On 28-05-13 20:09, Janne Hyv?rinen wrote:> On Windows the 32-bit NASM enabled compiles are always fastest. If you > can run 32-bit code on your Linux box you should compile with assembly > optimizations.That depends on the way you define speed. For decoding this doesn't seem to be true. I reran my tests, it took a little longer because I couldn't believe the results I got. However, they are perfectly reproducible (on my system at least), so I guess I'll have to believe them. In the linked PDFs is first a test with the average of 5 CDs and second the graph of only one of those 5. It is clearly visible that the 'speed ranking' for each compression setting match very closely, so the accuracy is probably pretty high. I did this comparison on Kubuntu 12.10 64-bit. http://www.icer.nl/misc_stuff/All tracks.pdf http://www.icer.nl/misc_stuff/Coldplay - Parachutes.pdf I was surprised to see that the Windows compile on wine actually outperformed the native Linux one. Probably GCC 4.6 optimized a little better or something very weird is going on in wine, I don't know. The assembly optimizations work very well on encoding, but actually slow things down when decoding. The difference is not very large however. Anyway, I think I'm convinced now that my lossless codec comparison was valid and I can keep running codecs through wine. I should probably run all of them through wine just for the sake of clarity.

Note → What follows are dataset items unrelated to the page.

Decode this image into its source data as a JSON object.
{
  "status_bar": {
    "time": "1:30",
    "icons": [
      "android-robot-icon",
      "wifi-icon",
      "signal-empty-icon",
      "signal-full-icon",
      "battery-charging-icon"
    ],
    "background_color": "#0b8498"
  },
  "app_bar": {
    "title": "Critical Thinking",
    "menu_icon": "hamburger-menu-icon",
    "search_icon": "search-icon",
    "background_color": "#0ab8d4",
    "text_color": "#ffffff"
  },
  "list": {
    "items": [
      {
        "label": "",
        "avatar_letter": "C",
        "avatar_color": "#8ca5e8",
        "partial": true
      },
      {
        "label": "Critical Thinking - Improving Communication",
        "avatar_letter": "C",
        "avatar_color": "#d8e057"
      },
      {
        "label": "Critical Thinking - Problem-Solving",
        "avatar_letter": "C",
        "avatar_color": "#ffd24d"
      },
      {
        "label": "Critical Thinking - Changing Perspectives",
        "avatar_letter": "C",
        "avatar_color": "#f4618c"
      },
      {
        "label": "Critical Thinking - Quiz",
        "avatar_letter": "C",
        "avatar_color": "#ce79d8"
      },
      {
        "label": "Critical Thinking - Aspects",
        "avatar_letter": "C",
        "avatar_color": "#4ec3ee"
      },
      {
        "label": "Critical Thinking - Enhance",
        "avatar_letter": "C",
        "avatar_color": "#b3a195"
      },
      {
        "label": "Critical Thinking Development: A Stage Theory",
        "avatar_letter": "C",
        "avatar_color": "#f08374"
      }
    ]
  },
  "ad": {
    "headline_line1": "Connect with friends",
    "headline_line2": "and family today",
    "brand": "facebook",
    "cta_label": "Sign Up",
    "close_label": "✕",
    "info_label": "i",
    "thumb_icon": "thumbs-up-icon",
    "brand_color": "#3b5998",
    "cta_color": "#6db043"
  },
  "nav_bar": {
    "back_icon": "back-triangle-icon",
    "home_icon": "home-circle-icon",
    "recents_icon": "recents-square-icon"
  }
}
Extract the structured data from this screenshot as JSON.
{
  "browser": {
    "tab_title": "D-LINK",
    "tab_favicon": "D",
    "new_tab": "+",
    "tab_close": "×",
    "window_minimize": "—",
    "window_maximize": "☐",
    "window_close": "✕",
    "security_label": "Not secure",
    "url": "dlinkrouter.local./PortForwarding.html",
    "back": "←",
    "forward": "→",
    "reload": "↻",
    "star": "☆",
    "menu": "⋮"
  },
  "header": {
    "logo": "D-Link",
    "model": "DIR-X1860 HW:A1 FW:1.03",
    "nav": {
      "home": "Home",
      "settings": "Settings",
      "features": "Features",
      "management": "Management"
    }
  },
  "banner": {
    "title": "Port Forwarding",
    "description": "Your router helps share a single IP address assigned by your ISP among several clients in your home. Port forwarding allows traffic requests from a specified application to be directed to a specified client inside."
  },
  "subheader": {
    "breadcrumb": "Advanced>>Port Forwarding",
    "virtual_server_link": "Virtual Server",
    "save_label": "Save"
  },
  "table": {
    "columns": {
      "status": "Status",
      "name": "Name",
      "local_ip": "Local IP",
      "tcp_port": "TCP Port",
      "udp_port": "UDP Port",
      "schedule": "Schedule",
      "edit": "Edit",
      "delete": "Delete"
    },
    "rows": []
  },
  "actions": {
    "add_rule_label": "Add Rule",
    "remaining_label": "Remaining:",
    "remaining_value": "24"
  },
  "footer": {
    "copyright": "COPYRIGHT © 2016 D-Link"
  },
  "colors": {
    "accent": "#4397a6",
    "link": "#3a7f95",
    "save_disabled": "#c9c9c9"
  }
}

On Wed, May 29, 2013 at 04:08:57PM +0200, Martijn van Beurden wrote:> I was surprised to see that the Windows compile on wine actually > outperformed the native Linux one. Probably GCC 4.6 optimized a little > better or something very weird is going on in wine, I don't know. The > assembly optimizations work very well on encoding, but actually slow > things down when decoding. The difference is not very large however.In a quick test with a pre 4.8 gcc on a Core 2 CPU I see a small improvement in decoding speed with assembly optimizations turned on, but I think the difference used to be larger. Perhaps the compilers got better or MMX is slower relative to normal code on current CPUs. Disabling the FLAC__bitreader_read_rice_signed_block_asm_ia32_bswap function seems to help a bit. (there is an #if disabling the function with comment "OPT: not clearly faster, needs more testing" in the src/libFLAC/stream_decoder.c file) Here is the relative decoding speed with -5 and -8: -5 -8 no asm 99.0% 97.0% asm 100.0% 100.0% asm (no ia32_bswap) 102.7% 102.7% I think we should drop that assembly function as the C version seems to be faster now. Can anyone confirm this? Thanks, -- Miroslav Lichvar
On 31.5.2013 13:04, Miroslav Lichvar wrote:> On Wed, May 29, 2013 at 04:08:57PM +0200, Martijn van Beurden wrote: >> I was surprised to see that the Windows compile on wine actually >> outperformed the native Linux one. Probably GCC 4.6 optimized a little >> better or something very weird is going on in wine, I don't know. The >> assembly optimizations work very well on encoding, but actually slow >> things down when decoding. The difference is not very large however. > In a quick test with a pre 4.8 gcc on a Core 2 CPU I see a small > improvement in decoding speed with assembly optimizations turned on, > but I think the difference used to be larger. Perhaps the compilers > got better or MMX is slower relative to normal code on current CPUs. > > Disabling the FLAC__bitreader_read_rice_signed_block_asm_ia32_bswap > function seems to help a bit. (there is an #if disabling the function > with comment "OPT: not clearly faster, needs more testing" in the > src/libFLAC/stream_decoder.c file) > > Here is the relative decoding speed with -5 and -8: > -5 -8 > no asm 99.0% 97.0% > asm 100.0% 100.0% > asm (no ia32_bswap) 102.7% 102.7% > > I think we should drop that assembly function as the C > version seems to be faster now. > > Can anyone confirm this? > > Thanks, >I can confirm. I see 10% speed improvement with that change on Core i7. Decoding a 1h18min38.133s long test FLAC -8 encoded file takes with normal asm optimizations 7.656s (speed: 616,266x realtime) and with that tiny change 6.937s (speed: 680,140x realtime).